The moment to impress the husband with how well I did. To my great disappointment, she didn't say a word. NOW WHAT?!?
Ta-da! Math again. My brain starts in high gear. How can I quickly figure this out before we get to the car? Otherwise it might be a very long drive. I begin quickly thinking.....
I just paid 30% (see Ann Taylor - the Purchase) of the total. I saved 70%. Well if $93 was 30%, I would add $93 + $93 + $31.
Here is a picture of what I did in my head.....(they call this addition using an open number line)

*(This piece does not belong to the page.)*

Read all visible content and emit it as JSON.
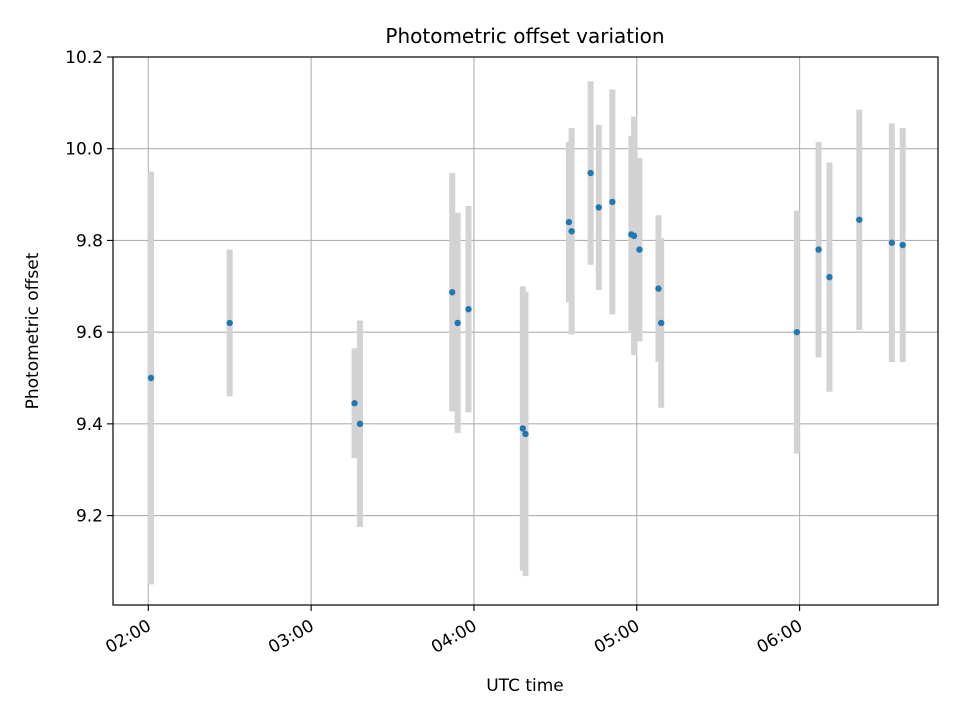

I saved $217!!! Wowy Zowy!
To take you back to your math class memories, your teacher might use an example like this to have you set up a proportion in order to solve this problem. Something that might have looked like this:
I know...you say I'd never do it that way. But that is an example a middle school textbook would have for that type of problem. That method does work great, but I believe when there is an easier way, find it. For that problem I would have needed, pencil, paper, and a calculator problem to tackle it that way.
Not needed. FLEXIBILITY and FLUENCY. That's what we need for the I Love Math generation. People can do this stuff in their heads!
It doesn't end there.....
I frowned when I saw my husband wasn't quite impressed with the $217 savings. All the way home I was thinking about it. Then the smirk started coming across my face. DUH.... The $217 was off of the sale price. What kind of savings would be reflected off the original price? I couldn't wait to get home to add up the total prices (which were not on the receipt) and give him the even better news.
For that task, I did revert back to my high school math teacher ways and using a calculator, found my answer. I added up all the original costs, subtracted the amount I spent, and proudly announced I had saved $505 on this purchase. I added....that meant I only paid for less than 20% of the original cost of the clothing. IS THAT CORRECT? Time for you to do some math.....
For those impressive numbers I got the response, "That is great! How come they never have men's clothes on sale like that?" (I consider that a win!) To which I responded, "They do, but you have to go shopping to find great deals like that, silly."